I'm graduating in May with a degree in psychology. I can't decide what to do for my future... I'm torn between areas of psychology that have to do with research, and those that have to do with practical application.
The research path is lined with money and prestige... I would be helping people indirectly, by discovering new methods of treatment, or figuring out why certain populations hurt as much as they do, etc. It would be up to others to use my research findings in a practical way. I'd be making a big impact in the theoretical world of psychology, but a small impact in a larger number of people's lives.
The practical application path often requires less schooling, but your salary is smaller, and it's a lot more stressful. I would be working one-on-one with people in poverty, people with disabilities, and people with mental illness. I'd be making a big impact in a small amount of people's lives.
My college entrance essay was titled "I want to go to college because I want to change the world." I originally thought I wanted to do school counseling, then discovered I hate children (haha... glad I figured THAT out). My mission is still the same though... I want to have a career that is about making the world better.
So I ask you... which is better? (better as in: more beneficial to humanity) Helping people indirectly, through research and scientific discovery? or helping people directly, one-on-one, in the stressful grit of everyday life?

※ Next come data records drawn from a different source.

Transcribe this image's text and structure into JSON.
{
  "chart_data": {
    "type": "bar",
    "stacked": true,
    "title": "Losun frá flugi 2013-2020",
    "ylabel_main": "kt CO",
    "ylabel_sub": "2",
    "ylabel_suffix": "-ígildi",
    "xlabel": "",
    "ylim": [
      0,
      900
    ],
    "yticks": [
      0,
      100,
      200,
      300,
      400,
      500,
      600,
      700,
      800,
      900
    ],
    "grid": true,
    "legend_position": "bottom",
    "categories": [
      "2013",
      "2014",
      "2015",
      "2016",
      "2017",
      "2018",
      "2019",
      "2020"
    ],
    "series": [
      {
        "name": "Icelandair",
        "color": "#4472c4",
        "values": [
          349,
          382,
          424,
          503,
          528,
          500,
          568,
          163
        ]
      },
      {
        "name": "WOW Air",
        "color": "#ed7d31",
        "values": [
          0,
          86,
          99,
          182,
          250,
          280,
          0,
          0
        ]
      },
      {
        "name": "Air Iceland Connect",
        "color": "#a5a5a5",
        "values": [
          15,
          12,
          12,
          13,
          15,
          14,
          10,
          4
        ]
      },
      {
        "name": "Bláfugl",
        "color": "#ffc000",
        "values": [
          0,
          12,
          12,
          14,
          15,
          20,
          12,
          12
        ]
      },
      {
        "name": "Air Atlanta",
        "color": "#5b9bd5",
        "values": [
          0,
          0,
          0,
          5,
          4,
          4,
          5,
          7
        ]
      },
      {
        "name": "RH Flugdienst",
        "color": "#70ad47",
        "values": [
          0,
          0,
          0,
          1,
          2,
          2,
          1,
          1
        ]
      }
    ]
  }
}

Hard question... what do you think?
This was spawned because of the one graduate-level class I'm taking this semester, which is a class about neuropsychology (aka "my brain class"). I'm seriously considering being a neuropsychologist. I LOVE that class, and I've only been in one class (haha). I love the brain, and the weird things it does, and it's just so fascinating! I was talking about it all week. I also enjoy research, and thought that being a neuropsychological researcher would be so cool! :D But at the same time, I'm taking a class in Case Management, and I'm toying with the idea of being a social worker. I'm excellent at managing things. I've always said that if there was a job where I could just have ideas and tell people what to do, then everything would be perfect. I'm a ridiculously good problem solver, and there's nothing I can't do, given enough time to think it through (ew... that RHYMED). I think I would be great at both, and would enjoy both... and both are beneficial and useful fields. But... which one? One takes getting a doctorate and doing medical garbage that will take like 7 years, but will result in a salary of up to $290,000 a year. Case management I can do with a bachelor's degree and will probably make looooooooots less, hahahahaha.
I suppose I could do both... do case management for 7-ish years while paying for my doctorate. But I dunno. I really don't like hopping from career to career. I'm the kind of person who finds one thing and sticks with it. (Thus, I "stuck with" a college that after 1/2 of a semester I knew wasn't for me and is probably killing my spiritual life... ugh. I should've left a long time ago. -.-' And now it's too late. Angst angst angst. Moving on!) And somewhere in the next 60 years of my life, I hope to incorporate becoming a writer and being the assistant director and script writer to some of Chris' films. And having 8 children and homeschooling them. And teaching English in Korea and Japan. And traveling all over the world. And inventing a time machine so I can actually do all of these things.